Blue Lagoon Beach, Fiji

Fiji's famous Blue Lagoon Beach, Nanuya Lailai Island, with a very pricey and posh Blue Lagoon Cruise ship parked temporarily at the end of the beach.

The Blue Lagoon's sand is incredibly soft and the palm-fringed backdrop perfect, but the thick seaweed takes the colour off the tropical effect, though it does provide a home and larder for fishies, so snorkellers like the waters. The lower part of the beach is reserved for the people using the white Blue Lagoon cruise ship.

There are small resorts on small Nanuya Lailai Island or access to Blue Lagoon Beach from other islands such as Kuata and Waya Lailai by short boat ride is commonplace.

Yasawa Island (note: not Islands plural) hosts a couple of the best beaches in Fiji and possibly in the world, with its northerly beaches coming out on top and visited by the famous and costly Blue Lagoon Cruise ships.

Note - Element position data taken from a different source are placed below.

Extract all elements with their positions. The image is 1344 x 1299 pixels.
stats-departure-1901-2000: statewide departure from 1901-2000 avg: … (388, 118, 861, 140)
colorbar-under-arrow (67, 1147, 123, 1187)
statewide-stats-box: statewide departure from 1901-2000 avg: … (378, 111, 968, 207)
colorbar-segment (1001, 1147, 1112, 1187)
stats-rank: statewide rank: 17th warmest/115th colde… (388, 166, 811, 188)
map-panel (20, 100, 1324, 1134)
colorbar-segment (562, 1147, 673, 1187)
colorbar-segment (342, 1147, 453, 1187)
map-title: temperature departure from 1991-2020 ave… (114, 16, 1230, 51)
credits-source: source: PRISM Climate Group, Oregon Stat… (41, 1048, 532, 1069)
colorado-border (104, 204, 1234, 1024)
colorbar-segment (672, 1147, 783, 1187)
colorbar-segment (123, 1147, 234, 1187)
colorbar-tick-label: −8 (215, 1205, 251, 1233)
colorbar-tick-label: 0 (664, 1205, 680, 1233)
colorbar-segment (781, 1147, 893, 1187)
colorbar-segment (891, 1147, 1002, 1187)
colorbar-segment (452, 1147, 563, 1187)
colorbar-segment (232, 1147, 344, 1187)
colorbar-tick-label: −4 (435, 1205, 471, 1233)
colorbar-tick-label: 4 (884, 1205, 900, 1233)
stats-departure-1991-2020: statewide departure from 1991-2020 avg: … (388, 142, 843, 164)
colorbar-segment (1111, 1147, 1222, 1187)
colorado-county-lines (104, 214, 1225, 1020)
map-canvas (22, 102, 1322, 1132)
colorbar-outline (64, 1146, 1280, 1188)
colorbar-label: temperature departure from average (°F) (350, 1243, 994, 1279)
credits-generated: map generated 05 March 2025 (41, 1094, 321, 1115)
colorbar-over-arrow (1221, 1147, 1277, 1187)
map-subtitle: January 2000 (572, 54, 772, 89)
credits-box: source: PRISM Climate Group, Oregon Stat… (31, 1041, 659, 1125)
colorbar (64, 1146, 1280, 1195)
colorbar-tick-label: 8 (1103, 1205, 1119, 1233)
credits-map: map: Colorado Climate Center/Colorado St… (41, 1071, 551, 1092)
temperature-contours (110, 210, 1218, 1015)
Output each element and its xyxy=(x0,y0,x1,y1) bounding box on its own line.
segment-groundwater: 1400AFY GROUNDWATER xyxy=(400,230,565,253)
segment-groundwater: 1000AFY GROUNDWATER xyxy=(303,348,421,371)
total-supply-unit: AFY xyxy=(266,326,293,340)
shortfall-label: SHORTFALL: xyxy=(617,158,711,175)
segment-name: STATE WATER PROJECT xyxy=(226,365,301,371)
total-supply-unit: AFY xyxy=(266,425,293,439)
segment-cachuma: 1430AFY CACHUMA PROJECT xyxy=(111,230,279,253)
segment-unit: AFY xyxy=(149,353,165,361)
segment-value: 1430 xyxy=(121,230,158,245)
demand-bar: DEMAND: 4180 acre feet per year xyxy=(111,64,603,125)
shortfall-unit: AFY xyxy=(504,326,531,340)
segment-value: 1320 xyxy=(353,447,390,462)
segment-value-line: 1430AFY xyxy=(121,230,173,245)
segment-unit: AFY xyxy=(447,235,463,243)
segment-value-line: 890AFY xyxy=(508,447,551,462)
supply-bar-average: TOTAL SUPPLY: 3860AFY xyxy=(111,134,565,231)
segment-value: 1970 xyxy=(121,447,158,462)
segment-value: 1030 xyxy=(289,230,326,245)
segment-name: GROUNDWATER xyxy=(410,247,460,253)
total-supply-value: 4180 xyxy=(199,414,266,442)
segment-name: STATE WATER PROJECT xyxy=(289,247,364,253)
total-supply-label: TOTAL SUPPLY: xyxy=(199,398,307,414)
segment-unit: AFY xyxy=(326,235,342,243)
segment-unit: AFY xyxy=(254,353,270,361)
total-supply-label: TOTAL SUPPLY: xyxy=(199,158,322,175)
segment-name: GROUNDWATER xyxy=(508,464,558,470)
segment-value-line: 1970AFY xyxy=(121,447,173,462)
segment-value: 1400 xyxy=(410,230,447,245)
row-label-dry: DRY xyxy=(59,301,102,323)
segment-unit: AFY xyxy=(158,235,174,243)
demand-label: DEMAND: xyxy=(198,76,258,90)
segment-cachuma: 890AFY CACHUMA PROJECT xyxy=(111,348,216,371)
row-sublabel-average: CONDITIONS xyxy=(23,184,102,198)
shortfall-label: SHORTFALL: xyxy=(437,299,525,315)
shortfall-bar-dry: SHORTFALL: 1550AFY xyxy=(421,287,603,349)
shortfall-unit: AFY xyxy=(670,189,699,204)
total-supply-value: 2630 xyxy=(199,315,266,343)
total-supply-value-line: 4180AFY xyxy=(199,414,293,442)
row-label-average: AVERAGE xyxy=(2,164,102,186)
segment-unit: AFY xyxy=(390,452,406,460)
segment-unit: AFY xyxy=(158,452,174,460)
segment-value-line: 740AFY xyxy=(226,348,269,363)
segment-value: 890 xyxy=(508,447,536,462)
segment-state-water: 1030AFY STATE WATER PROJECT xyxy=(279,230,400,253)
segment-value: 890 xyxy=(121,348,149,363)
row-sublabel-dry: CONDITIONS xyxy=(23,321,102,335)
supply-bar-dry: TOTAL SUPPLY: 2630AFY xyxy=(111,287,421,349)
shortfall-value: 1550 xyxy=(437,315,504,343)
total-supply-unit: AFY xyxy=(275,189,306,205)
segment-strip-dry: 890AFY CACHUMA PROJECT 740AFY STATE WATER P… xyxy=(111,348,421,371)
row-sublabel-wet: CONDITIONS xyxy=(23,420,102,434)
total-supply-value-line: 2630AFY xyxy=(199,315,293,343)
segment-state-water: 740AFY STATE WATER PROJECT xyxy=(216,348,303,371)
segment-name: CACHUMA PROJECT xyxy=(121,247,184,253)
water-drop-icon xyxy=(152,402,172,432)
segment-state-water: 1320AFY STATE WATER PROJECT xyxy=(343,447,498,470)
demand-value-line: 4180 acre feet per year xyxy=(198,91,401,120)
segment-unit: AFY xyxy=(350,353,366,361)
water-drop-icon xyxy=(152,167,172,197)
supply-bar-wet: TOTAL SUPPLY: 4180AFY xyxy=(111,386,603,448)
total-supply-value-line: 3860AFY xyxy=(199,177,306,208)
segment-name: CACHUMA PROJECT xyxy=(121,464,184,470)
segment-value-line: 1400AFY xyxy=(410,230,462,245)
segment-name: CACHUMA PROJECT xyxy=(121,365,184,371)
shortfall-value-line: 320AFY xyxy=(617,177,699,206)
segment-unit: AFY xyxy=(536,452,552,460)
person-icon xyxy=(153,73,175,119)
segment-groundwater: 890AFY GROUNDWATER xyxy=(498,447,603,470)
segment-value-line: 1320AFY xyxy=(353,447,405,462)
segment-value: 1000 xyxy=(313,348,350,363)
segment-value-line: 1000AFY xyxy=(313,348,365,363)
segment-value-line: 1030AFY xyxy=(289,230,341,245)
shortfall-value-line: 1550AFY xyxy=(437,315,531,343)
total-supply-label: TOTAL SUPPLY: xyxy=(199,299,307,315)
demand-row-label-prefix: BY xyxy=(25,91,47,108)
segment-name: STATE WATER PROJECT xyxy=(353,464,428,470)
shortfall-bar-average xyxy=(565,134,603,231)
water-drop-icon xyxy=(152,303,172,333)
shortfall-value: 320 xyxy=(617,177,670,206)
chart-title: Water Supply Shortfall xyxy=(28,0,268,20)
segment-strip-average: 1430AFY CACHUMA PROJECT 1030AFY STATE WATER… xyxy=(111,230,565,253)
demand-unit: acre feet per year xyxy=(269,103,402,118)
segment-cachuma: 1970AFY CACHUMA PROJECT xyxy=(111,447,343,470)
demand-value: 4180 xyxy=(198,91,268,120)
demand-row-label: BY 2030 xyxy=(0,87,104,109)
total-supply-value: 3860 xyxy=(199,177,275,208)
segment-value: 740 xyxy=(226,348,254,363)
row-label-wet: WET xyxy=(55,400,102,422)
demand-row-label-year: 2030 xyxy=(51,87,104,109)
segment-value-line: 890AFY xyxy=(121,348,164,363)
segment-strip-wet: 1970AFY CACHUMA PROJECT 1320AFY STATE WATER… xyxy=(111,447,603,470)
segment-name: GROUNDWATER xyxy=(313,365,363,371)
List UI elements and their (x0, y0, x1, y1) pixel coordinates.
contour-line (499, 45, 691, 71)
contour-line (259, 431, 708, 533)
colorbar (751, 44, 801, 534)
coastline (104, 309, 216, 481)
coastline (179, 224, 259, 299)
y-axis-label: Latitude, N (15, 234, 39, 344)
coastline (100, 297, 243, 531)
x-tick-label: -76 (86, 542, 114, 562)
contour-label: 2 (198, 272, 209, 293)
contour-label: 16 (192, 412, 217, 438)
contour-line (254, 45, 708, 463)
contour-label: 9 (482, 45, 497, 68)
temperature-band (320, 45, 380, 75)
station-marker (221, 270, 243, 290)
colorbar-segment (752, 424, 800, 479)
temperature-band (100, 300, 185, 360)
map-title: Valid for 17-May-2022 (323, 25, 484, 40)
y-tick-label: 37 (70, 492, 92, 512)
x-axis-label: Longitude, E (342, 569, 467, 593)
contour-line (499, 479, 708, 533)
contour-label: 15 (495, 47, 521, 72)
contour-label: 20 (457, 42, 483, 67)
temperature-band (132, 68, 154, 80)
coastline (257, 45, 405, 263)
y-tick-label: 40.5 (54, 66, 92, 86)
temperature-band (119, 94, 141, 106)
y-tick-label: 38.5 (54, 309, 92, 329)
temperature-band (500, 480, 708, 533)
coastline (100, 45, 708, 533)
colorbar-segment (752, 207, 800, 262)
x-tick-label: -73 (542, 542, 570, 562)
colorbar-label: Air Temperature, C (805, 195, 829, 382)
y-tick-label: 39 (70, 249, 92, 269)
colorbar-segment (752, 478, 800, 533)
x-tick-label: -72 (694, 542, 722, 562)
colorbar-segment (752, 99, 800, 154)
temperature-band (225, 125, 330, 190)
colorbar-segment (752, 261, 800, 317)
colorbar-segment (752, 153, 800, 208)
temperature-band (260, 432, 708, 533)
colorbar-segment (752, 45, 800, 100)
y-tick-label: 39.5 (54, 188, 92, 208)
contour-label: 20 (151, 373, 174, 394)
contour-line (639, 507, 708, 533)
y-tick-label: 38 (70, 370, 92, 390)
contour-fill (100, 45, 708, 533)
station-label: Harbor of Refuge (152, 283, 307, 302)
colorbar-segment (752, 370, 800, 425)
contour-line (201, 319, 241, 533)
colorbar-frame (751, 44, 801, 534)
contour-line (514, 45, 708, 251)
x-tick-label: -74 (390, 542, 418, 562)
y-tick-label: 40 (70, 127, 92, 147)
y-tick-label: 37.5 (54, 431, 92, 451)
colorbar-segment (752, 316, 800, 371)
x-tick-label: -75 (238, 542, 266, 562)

Otherwise Yasawa Island is home to an expensive hotel, the Yasawa Island Resort that needs to be reached by plane or via several hours on a water taxi.

 

Waya Lailai island, Fiji

Waya Lailai resort is in a particularly stunning location and partly protected from the prevailing winds by the island's lumps so beach going is a comfortable business.

The Yasawa Islands, a chain of a dozen up to four hours from Viti Levu by the Flyer are - with the exception of the furthest, Yasawa Island itself - low cost and low profile places, providing basic services and activities, with snorkelling and kayaking topping the list. The islands are visited daily - (again, not Yasawa Island) by the Yasawa Flyer catamaran, lugging backpackers and flashpackers to and fro, some staying their entire time on one island, others hopping from one to another every couple of days.

For those prone to seasickness the waters around the Yasawa Islands are partly protected and the ride not too bouncy; maximum trip time to/from the furthest island is four hours.

The Yasawas are mostly powered by electricity generators so lighting is limited and air-con nonexistent; islands mostly offer simple thatched bungalows and communal meals. Beaches are generally small and unmanicured but pleasant, with pretty fair coral right near the beach, though these are not by any stretch of the imagination the world's best beaches. However...

 

 

Manta Ray beach resort, Fiji

Manta Ray is a resort where partying hard is the main event in the evening and swinging in a hammock on the beach is the daytime action, though the off-beach coral is good here and kayaks are popular.

 

Coral View Resort, Fiji

Coral View Resort on Kuata Island

One of the older and more primitive but nevertheless pleasant establishments in the Yasawa Islands, Coral View Resort offers wonky huts and wobbly food but is good value and a reasonable beach.

 

Kuata, Coral View  backpacker resort, Yasawa Islands, Fiji

Cheap but cheerful Coral View's typical budget backpacker massed dining, rush-for-the-buffet meal and filling but definitely mediocre food.

 

 

Kuata beach, Yasawa Islands, Fiji

Kuata Island's beach on a not-unusual summer wet-season day. Cloud, rough seas and flotsam. Beware the Ides of March!

 

 

Best months to visit Fiji and the Yasawa Islands: May, June, September, October. The South Pacific lies in the tropics so all islands are warm and humid year round. The dry season is climatically best, May to October, with less humidity, cloud cover, rain, wind, rough seas and seaweed on beaches. However, July and August get very crowded with visitors, especially Australians and Kiwis escaping winter back home.

Beware the November to April wet season. Don't believe travel agents who tell you it only rains for an hour a day. Not true! It may rain for an hour, it may rain for days on end, and even when it doesn't cloud cover could spoil the sunshine, winds make boating unpleasant, choppy water makes snorkelling water murky and beaches wear a coat of seaweed. Hurricane force winds (cyclones) may also occasionally make an appearance.